In this assignment, you will use a program called Sort Explorer to
explore the performance of several of the sorting algorithms we have
learned. You will observe the performance of various
“secret” implementations and use the results to decide
what sorting algorithm is used in each implementation.
Outline
Due Dates, Turn-In, and Rules
This is an individual assignment — no partners.
Assignment Due 11:00PM Monday August 15, 2016 (THE LAST DAY FOR TURNIN IS TUESDAY AUGUST 16)
Turn in your assignment here
Provided Program
Download SortExplorer.jar, which
is a (compiled) Java program that you should be able to run on any
computer that has Java installed:
- Most likely you can just (double-)click on the file and it will
run.
- You can also run it on a command-line using java -jar
SortExplorer.jar assuming the terminal where you type commands is
in the directory/folder holding the file.
- For (much) more information on running .jar files,
see here.
The Sorting Algorithms
The Sort Explorer program can run six sorting algorithms, each
described here. It does not tell you which algorithm is which,
identifying them only by Greek letters. But when running one of the
algorithms, it tracks the number of comparisons performed, the
number of times data items are moved, and the actual time elapsed.
More details on the program and the experimental data it reports:
- The algorithms sort numbers stored in a Java int [].
Details on how to control the contents and size of the array being
sorted are described in the “Using the Program” section.
- The program reports the number of comparisons performed.

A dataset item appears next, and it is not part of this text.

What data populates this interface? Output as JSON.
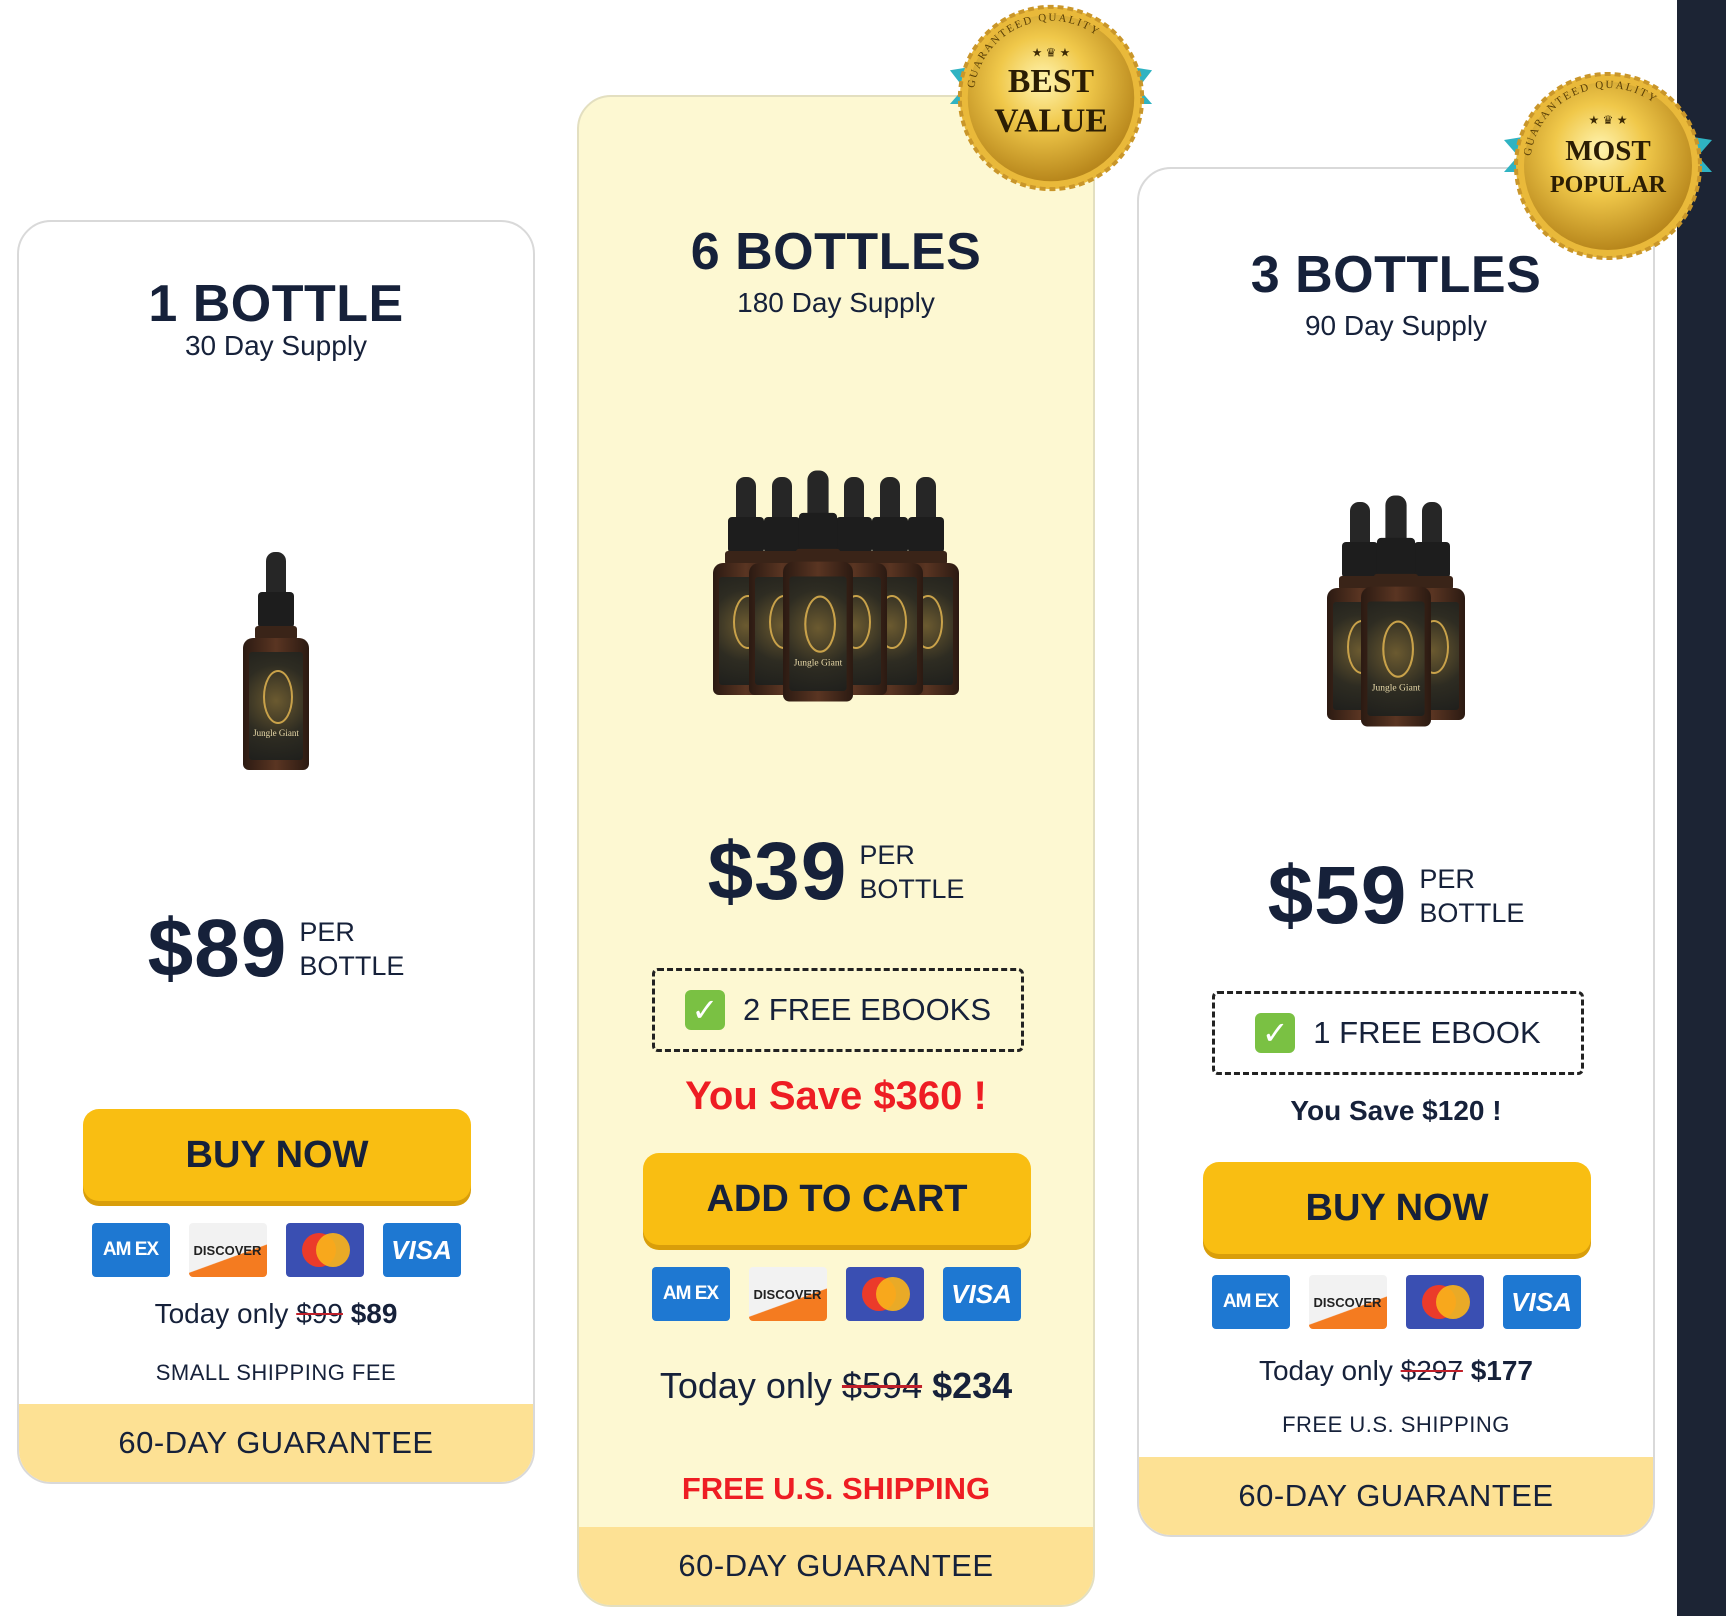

Every time an element in the array is compared to something else (a
temporary value, another location in the array), this counts as a
comparison.
-
The program reports the number of movements performed. Any
instruction that copies or moves a value from the array either to a
temporary location or to another location in the array itself counts
as a movement. Note this means doing a “swap” of two
values, both in the array, would require three movements: temp=a[i];
a[i]=a[j]; a[j]=temp;.
-
The program reports the total time to do a sort. Time is
measured in milliseconds. We recommend you do several runs of a sort
on a given array and take the median value. To get more
accurate runtimes, you may want to close other programs that
might consume a lot of processing power or memory and therefore affect the
Sort Explorer runtimes.
- For the comparison and movement counters, you might
encounter overflow when sorting large arrays. You can notice
this by trying increasingly larger array sizes until you see
negative values for these counters.
Details on the sorting algorithms:
- One algorithm is insertion sort.
- One algorithm is selection sort.
- One algorithm is heap sort, using a build heap
operation to create a binary maxheap and writing the values removed
from the heap back into the original array from end to beginning.
This code uses the original array for everything, like we discussed
in class.
- One algorithm is merge sort. For each merge of two
sub-arrays, it creates a new temporary array, merges into the new
array, and then copies back into the original array.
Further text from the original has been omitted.